American Music and the Construction of Race: American Revolution to the Civil War
Coordinators: Rhae Lynn Barnes and Glenda Goodman
Racial ideology is baked into the cultural and musical history of the United States. The expectation that the newly formed nation would consist of white citizens was explicit and implicit in the era of the Revolution and was not fully laid aside with the end of the American Civil War. A hierarchical understanding of race shaped daily life in America and was central to its musical life. From the pious educational goals of Lowell Mason, to exoticized depictions of Native Americans, to the use of yellowface to lampoon Chinese Americans, music was powerfully influential in the construction of racial ideologies. While the interrelated relationships among race, modernity, and U.S. music is of enduring interest to scholars–especially those focused on the twentieth century to today–this seminar session is dedicated to tracing these long-term themes throughout the decades between the American Revolution and the Civil War, while integrating the multimedia revolution that underpinned race, citizenship, and American music in a broader sense.
Americans who lived in the early nineteenth century were confronted with a bewildering set of changes in their lifetimes. Beyond the many shifting flags under which they lived (Britain, French, France, Native rule, the Confederacy, and the United States), the proliferation of new technology, urbanization, transportation, and the expansion of slavery in U.S. held territories, transformed and circulated public perceptions of racial categories and representation, American citizenship, and emerging ideas of American culture, celebrity, and music entertainment. In the midst of this remarkable flux, U.S. music cultures and related industries helped create, sustain, and reinforce categories of race in an era when new Americans developed a cultural fascination with self- presentation.
A key example, and one that is well studied, is the monumentally popular blackface minstrelsy tradition, which rapidly spread around the globe–circulating through the same global trade and transportation networks that fostered American immigration, slavery, and exchange–and became part of a toxic hybrid of stereotypes and understandings of "Americanness." By the 1840s, blackface was fashioned as America's first authentic cultural export.
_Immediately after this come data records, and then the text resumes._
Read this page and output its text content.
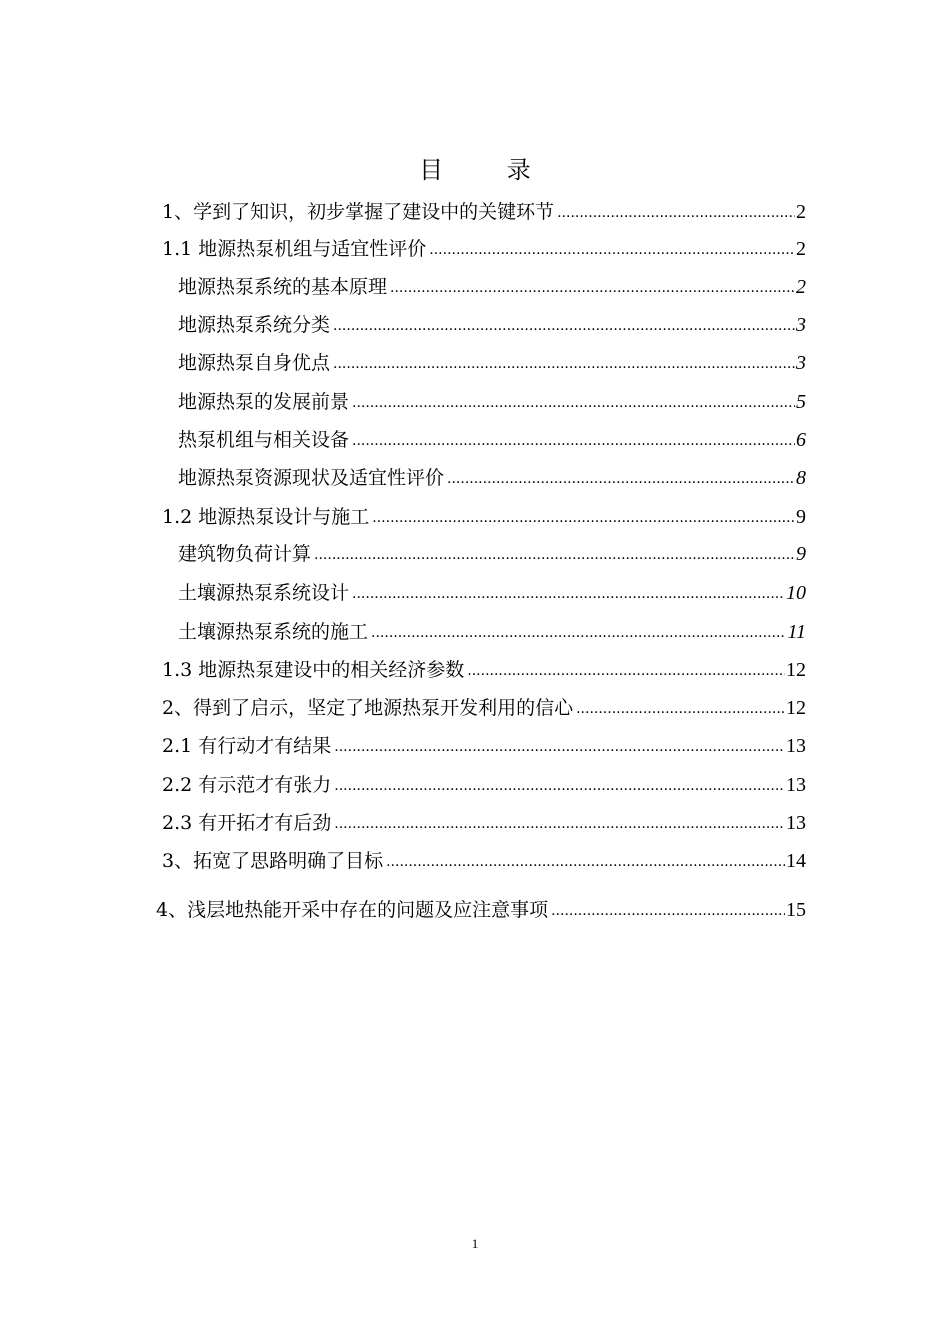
目 录
1、学到了知识，初步掌握了建设中的关键环节 .....	2
1.1 地源热泵机组与适宜性评价 .....	2
地源热泵系统的基本原理 .....	2
地源热泵系统分类 .....	3
地源热泵自身优点 .....	3
地源热泵的发展前景 .....	5
热泵机组与相关设备 .....	6
地源热泵资源现状及适宜性评价 .....	8
1.2 地源热泵设计与施工 .....	9
建筑物负荷计算 .....	9
土壤源热泵系统设计 .....	10
土壤源热泵系统的施工 .....	11
1.3 地源热泵建设中的相关经济参数 .....	12
2、得到了启示，坚定了地源热泵开发利用的信心 .....	12
2.1 有行动才有结果 .....	13
2.2 有示范才有张力 .....	13
2.3 有开拓才有后劲 .....	13
3、拓宽了思路明确了目标 .....	14
4、浅层地热能开采中存在的问题及应注意事项 .....	15
1
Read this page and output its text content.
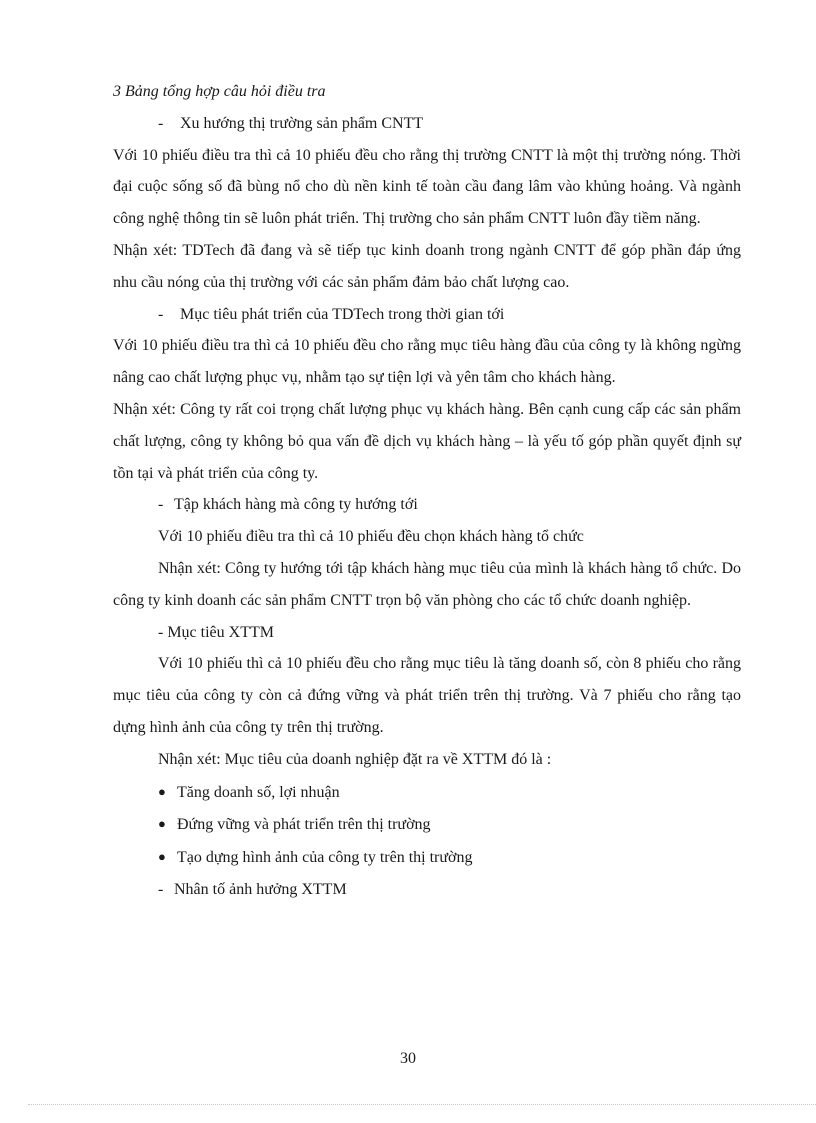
3 Bảng tổng hợp câu hỏi điều tra

- Xu hướng thị trường sản phẩm CNTT

Với 10 phiếu điều tra thì cả 10 phiếu đều cho rằng thị trường CNTT là một thị trường nóng. Thời đại cuộc sống số đã bùng nổ cho dù nền kinh tế toàn cầu đang lâm vào khủng hoảng. Và ngành công nghệ thông tin sẽ luôn phát triển. Thị trường cho sản phẩm CNTT luôn đầy tiềm năng.

Nhận xét: TDTech đã đang và sẽ tiếp tục kinh doanh trong ngành CNTT để góp phần đáp ứng nhu cầu nóng của thị trường với các sản phẩm đảm bảo chất lượng cao.

- Mục tiêu phát triển của TDTech trong thời gian tới

Với 10 phiếu điều tra thì cả 10 phiếu đều cho rằng mục tiêu hàng đầu của công ty là không ngừng nâng cao chất lượng phục vụ, nhằm tạo sự tiện lợi và yên tâm cho khách hàng.

Nhận xét: Công ty rất coi trọng chất lượng phục vụ khách hàng. Bên cạnh cung cấp các sản phẩm chất lượng, công ty không bỏ qua vấn đề dịch vụ khách hàng – là yếu tố góp phần quyết định sự tồn tại và phát triển của công ty.

- Tập khách hàng mà công ty hướng tới

Với 10 phiếu điều tra thì cả 10 phiếu đều chọn khách hàng tổ chức

Nhận xét: Công ty hướng tới tập khách hàng mục tiêu của mình là khách hàng tổ chức. Do công ty kinh doanh các sản phẩm CNTT trọn bộ văn phòng cho các tổ chức doanh nghiệp.

- Mục tiêu XTTM

Với 10 phiếu thì cả 10 phiếu đều cho rằng mục tiêu là tăng doanh số, còn 8 phiếu cho rằng mục tiêu của công ty còn cả đứng vững và phát triển trên thị trường. Và 7 phiếu cho rằng tạo dựng hình ảnh của công ty trên thị trường.

Nhận xét: Mục tiêu của doanh nghiệp đặt ra về XTTM đó là :

● Tăng doanh số, lợi nhuận

● Đứng vững và phát triển trên thị trường

● Tạo dựng hình ảnh của công ty trên thị trường

- Nhân tố ảnh hưởng XTTM

30
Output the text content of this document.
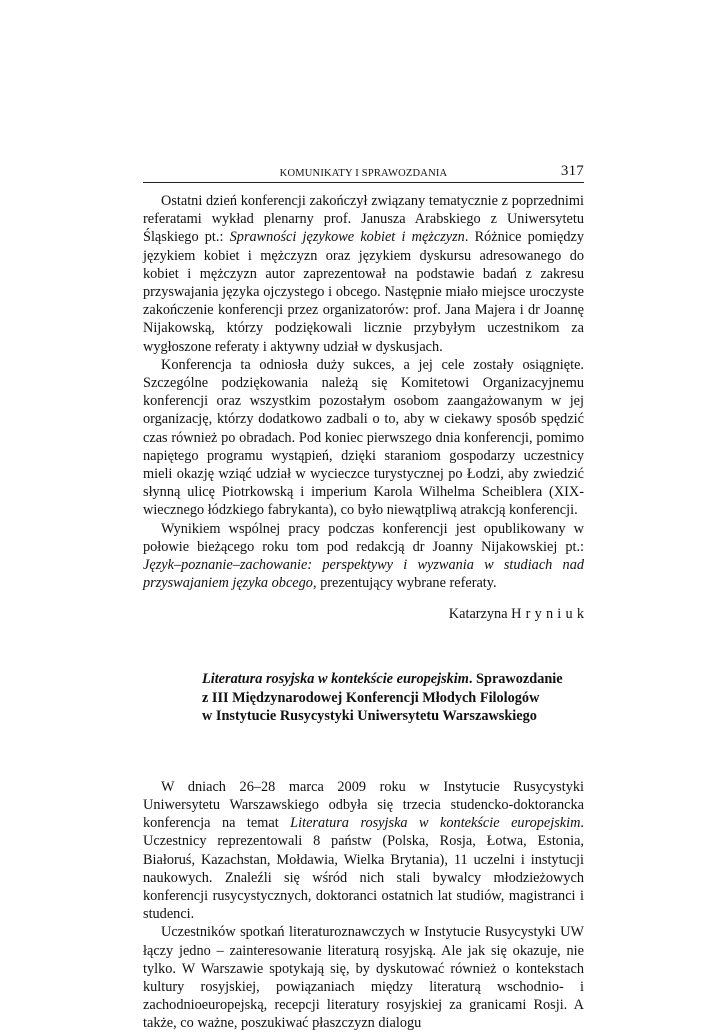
KOMUNIKATY I SPRAWOZDANIA	317

Ostatni dzień konferencji zakończył związany tematycznie z poprzednimi referatami wykład plenarny prof. Janusza Arabskiego z Uniwersytetu Śląskiego pt.: Sprawności językowe kobiet i mężczyzn. Różnice pomiędzy językiem kobiet i mężczyzn oraz językiem dyskursu adresowanego do kobiet i mężczyzn autor zaprezentował na podstawie badań z zakresu przyswajania języka ojczystego i obcego. Następnie miało miejsce uroczyste zakończenie konferencji przez organizatorów: prof. Jana Majera i dr Joannę Nijakowską, którzy podziękowali licznie przybyłym uczestnikom za wygłoszone referaty i aktywny udział w dyskusjach.

Konferencja ta odniosła duży sukces, a jej cele zostały osiągnięte. Szczególne podziękowania należą się Komitetowi Organizacyjnemu konferencji oraz wszystkim pozostałym osobom zaangażowanym w jej organizację, którzy dodatkowo zadbali o to, aby w ciekawy sposób spędzić czas również po obradach. Pod koniec pierwszego dnia konferencji, pomimo napiętego programu wystąpień, dzięki staraniom gospodarzy uczestnicy mieli okazję wziąć udział w wycieczce turystycznej po Łodzi, aby zwiedzić słynną ulicę Piotrkowską i imperium Karola Wilhelma Scheiblera (XIX-wiecznego łódzkiego fabrykanta), co było niewątpliwą atrakcją konferencji.

Wynikiem wspólnej pracy podczas konferencji jest opublikowany w połowie bieżącego roku tom pod redakcją dr Joanny Nijakowskiej pt.: Język–poznanie–zachowanie: perspektywy i wyzwania w studiach nad przyswajaniem języka obcego, prezentujący wybrane referaty.

Katarzyna Hryniuk
Literatura rosyjska w kontekście europejskim. Sprawozdanie
z III Międzynarodowej Konferencji Młodych Filologów
w Instytucie Rusycystyki Uniwersytetu Warszawskiego

W dniach 26–28 marca 2009 roku w Instytucie Rusycystyki Uniwersytetu Warszawskiego odbyła się trzecia studencko-doktorancka konferencja na temat Literatura rosyjska w kontekście europejskim. Uczestnicy reprezentowali 8 państw (Polska, Rosja, Łotwa, Estonia, Białoruś, Kazachstan, Mołdawia, Wielka Brytania), 11 uczelni i instytucji naukowych. Znaleźli się wśród nich stali bywalcy młodzieżowych konferencji rusycystycznych, doktoranci ostatnich lat studiów, magistranci i studenci.

Uczestników spotkań literaturoznawczych w Instytucie Rusycystyki UW łączy jedno – zainteresowanie literaturą rosyjską. Ale jak się okazuje, nie tylko. W Warszawie spotykają się, by dyskutować również o kontekstach kultury rosyjskiej, powiązaniach między literaturą wschodnio- i zachodnioeuropejską, recepcji literatury rosyjskiej za granicami Rosji. A także, co ważne, poszukiwać płaszczyzn dialogu
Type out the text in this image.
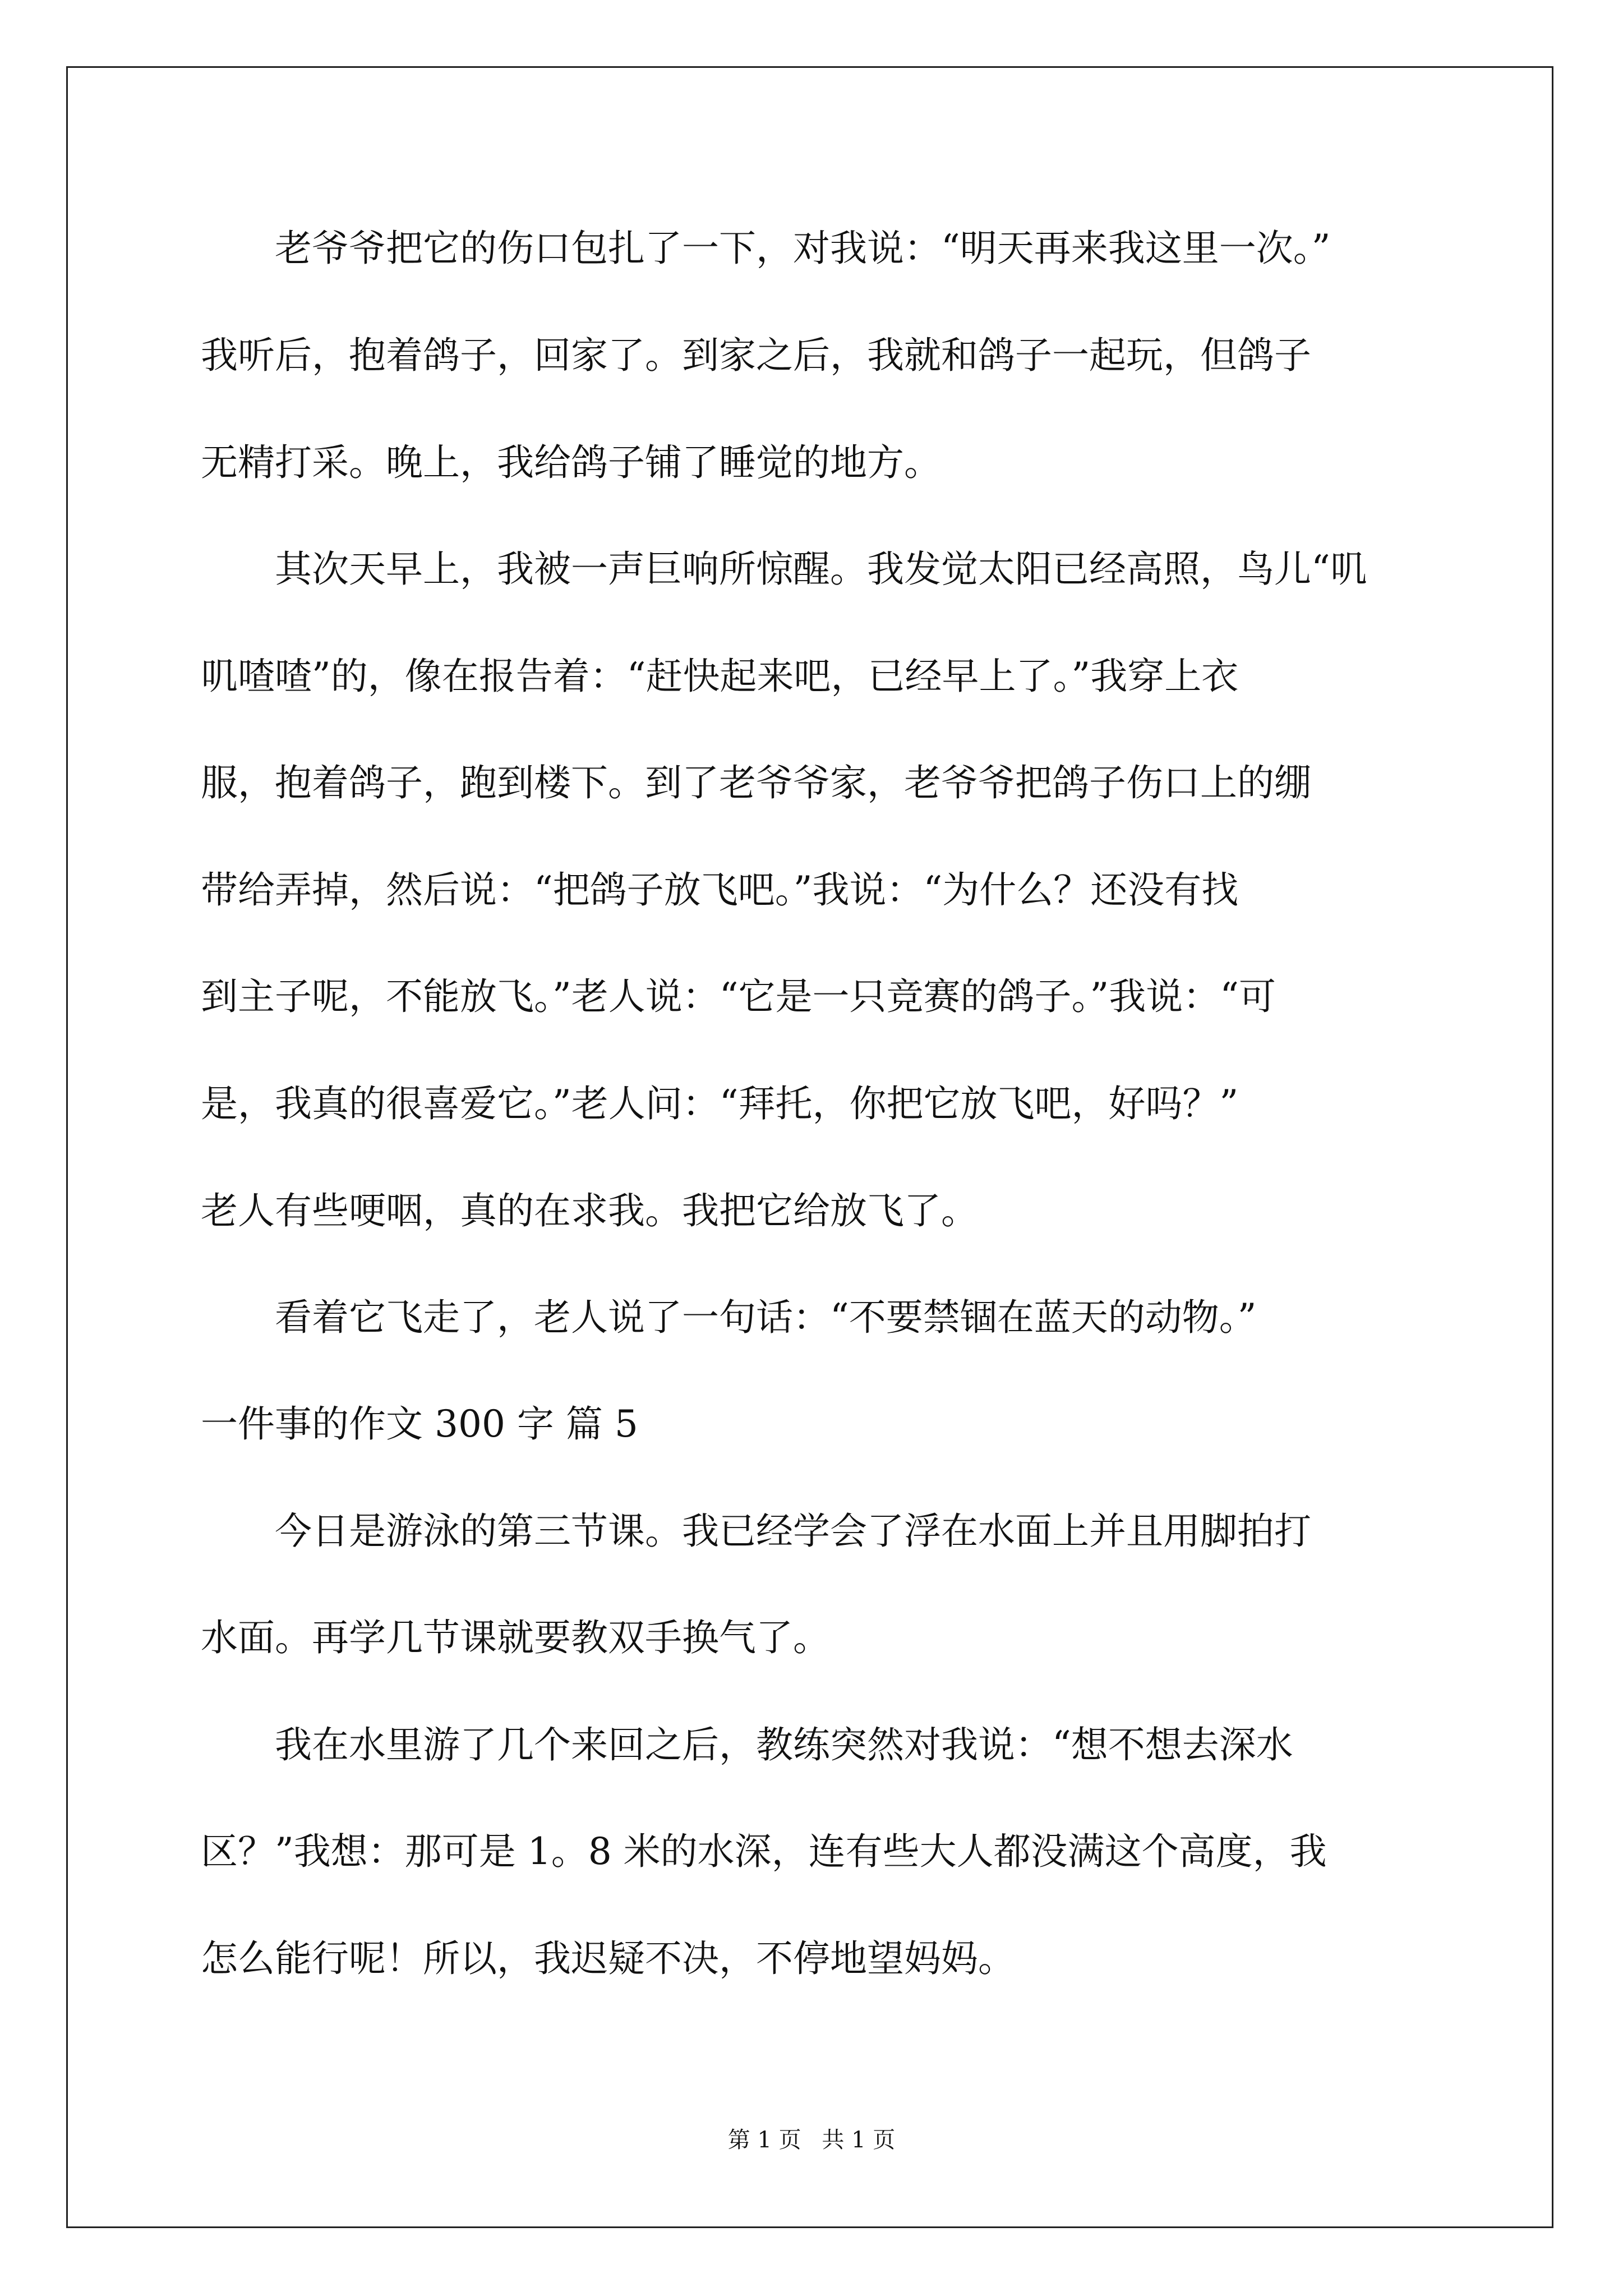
　　老爷爷把它的伤口包扎了一下，对我说：“明天再来我这里一次。”
我听后，抱着鸽子，回家了。到家之后，我就和鸽子一起玩，但鸽子
无精打采。晚上，我给鸽子铺了睡觉的地方。
　　其次天早上，我被一声巨响所惊醒。我发觉太阳已经高照，鸟儿“叽
叽喳喳”的，像在报告着：“赶快起来吧，已经早上了。”我穿上衣
服，抱着鸽子，跑到楼下。到了老爷爷家，老爷爷把鸽子伤口上的绷
带给弄掉，然后说：“把鸽子放飞吧。”我说：“为什么？还没有找
到主子呢，不能放飞。”老人说：“它是一只竞赛的鸽子。”我说：“可
是，我真的很喜爱它。”老人问：“拜托，你把它放飞吧，好吗？”
老人有些哽咽，真的在求我。我把它给放飞了。
　　看着它飞走了，老人说了一句话：“不要禁锢在蓝天的动物。”
一件事的作文 300 字 篇 5
　　今日是游泳的第三节课。我已经学会了浮在水面上并且用脚拍打
水面。再学几节课就要教双手换气了。
　　我在水里游了几个来回之后，教练突然对我说：“想不想去深水
区？”我想：那可是 1。8 米的水深，连有些大人都没满这个高度，我
怎么能行呢！所以，我迟疑不决，不停地望妈妈。
第 1 页 共 1 页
Although blackface minstrelsy remains the limit case of racialized musical representation, it did not exist in a vacuum. Exoticist and sentimental depictions of native peoples, which were typical in eighteenth-century genteel entertainment, morphed into to new forms with the expansion of the entertainment industry. The arrival of new immigrant groups further churned the waters of American culture, troubling the ethnic and racial hierarchies that music co-constituted.
This seminar seeks to provide a space for the cultivation of new areas of inquiry into the intersection of race, music, and U.S. cultural history. We encourage papers using a wide variety of sources, including ethnographic work, material artifacts like historical instruments, sheet music, theatrical ephemera, photography, journals, and all forms of print media.